Percy Locey – Football

Jay Locey1Percy P. Locey (November 28, 1894 – August 1981) was a player, coach, and a college athletics administrator. He served as the head football coach at the University of Denver from 1932 to 1935. He was the athletic director at Oregon State College from 1937 to 1947. Locey was inducted into the Oregon State University Sports Hall of Fame in 1990.

Locey enrolled at Oregon State in 1915 and played competitive football as a freshman. His career and education, however, was put on hold for a short period during World War I. Returning to Oregon State in 1921, he became an outstanding tackle on the Oregon State Aggies football team. Locey lettered in 1915 and again from 1921 to 1923 and was team captain in 1923. Locey was chosen to play in the 1925 East-West Shrine Game for his on-field achievements. He also served as student body president his senior years at Oregon State (1923–24).

In 1926, Locey played football at the Olympic Club in San Francisco. He was a member of the Olympic’s “Winged-O” football eleven that handed the University of California’s Wonder Team” their first loss in five seasons.

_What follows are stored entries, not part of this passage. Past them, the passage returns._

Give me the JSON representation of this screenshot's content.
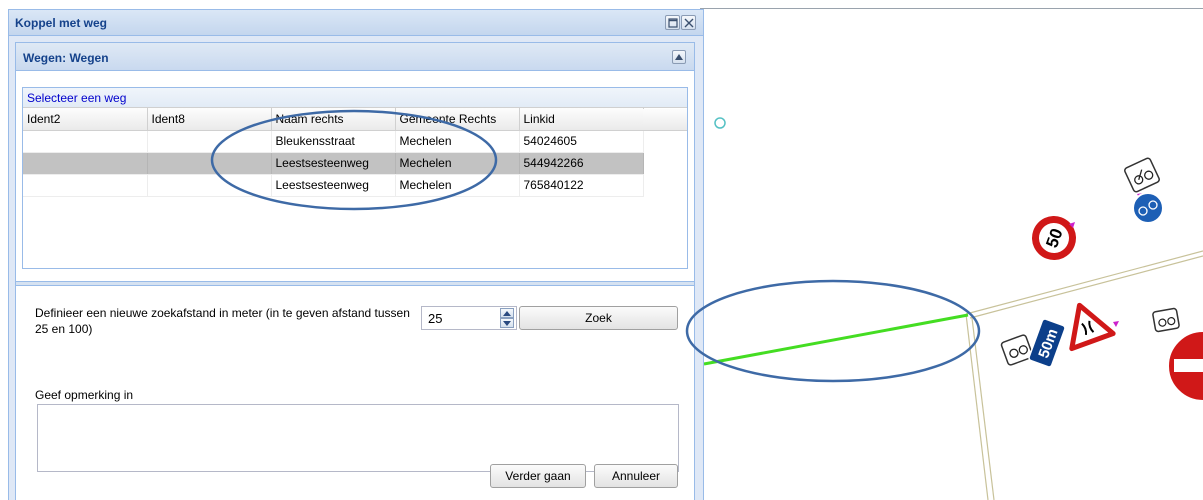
{
  "dialog": {
    "title": "Koppel met weg",
    "maximize_icon": "maximize-icon",
    "close_icon": "close-icon"
  },
  "panel": {
    "title": "Wegen: Wegen",
    "collapse_icon": "chevron-up-icon",
    "grid_caption": "Selecteer een weg",
    "columns": [
      "Ident2",
      "Ident8",
      "Naam rechts",
      "Gemeente Rechts",
      "Linkid"
    ],
    "rows": [
      {
        "ident2": "",
        "ident8": "",
        "naam": "Bleukensstraat",
        "gemeente": "Mechelen",
        "linkid": "54024605",
        "selected": false
      },
      {
        "ident2": "",
        "ident8": "",
        "naam": "Leestsesteenweg",
        "gemeente": "Mechelen",
        "linkid": "544942266",
        "selected": true
      },
      {
        "ident2": "",
        "ident8": "",
        "naam": "Leestsesteenweg",
        "gemeente": "Mechelen",
        "linkid": "765840122",
        "selected": false
      }
    ]
  },
  "form": {
    "search_label": "Definieer een nieuwe zoekafstand in meter (in te geven afstand tussen 25 en 100)",
    "distance_value": "25",
    "search_button": "Zoek",
    "remark_label": "Geef opmerking in",
    "remark_value": "",
    "continue_button": "Verder gaan",
    "cancel_button": "Annuleer"
  },
  "map": {
    "road_color": "#c8c29a",
    "selected_link_color": "#44dd22",
    "annotation_color": "#3e6aa6",
    "signs": {
      "speed_limit": "50",
      "distance_plate": "50m"
    }
  }
}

In 1928, Locey took over as the head football coach at the Olympic Club in San Francisco. His next head coaching position was at the University of Denver, where he spent four seasons and posted an overall record of 20–14–3, never having a losing season.

In 1937, Locey returned to Corvallis to become the athletic director at his alma mater. His most significant achievement as athletic director may have occurred shortly after the Beavers won the Pacific Coast Conference title in 1941, earning the right to play in the 1942 Rose Bowl against Duke. As Beaver fans hurried to buy tickets to the game in Pasadena, the attack on Pearl Harbor by Japan on December 7 soon put the game’s future in doubt. The Army canceled the game, citing the potential of the game as a target, leaving Locey and Oregon State to scramble to find an alternative site. Locey chose Duke’s home campus in Durham, North Carolina, and then oversaw the refund and reissue of game and train tickets as well as hotel reservations for the Beaver faithful. Despite being 3-to-1 underdogs, the Beavers upset Duke, 20–16, in what remains the Beavers’ only Rose Bowl victory.

Locey stepped down as athletic director in 1947.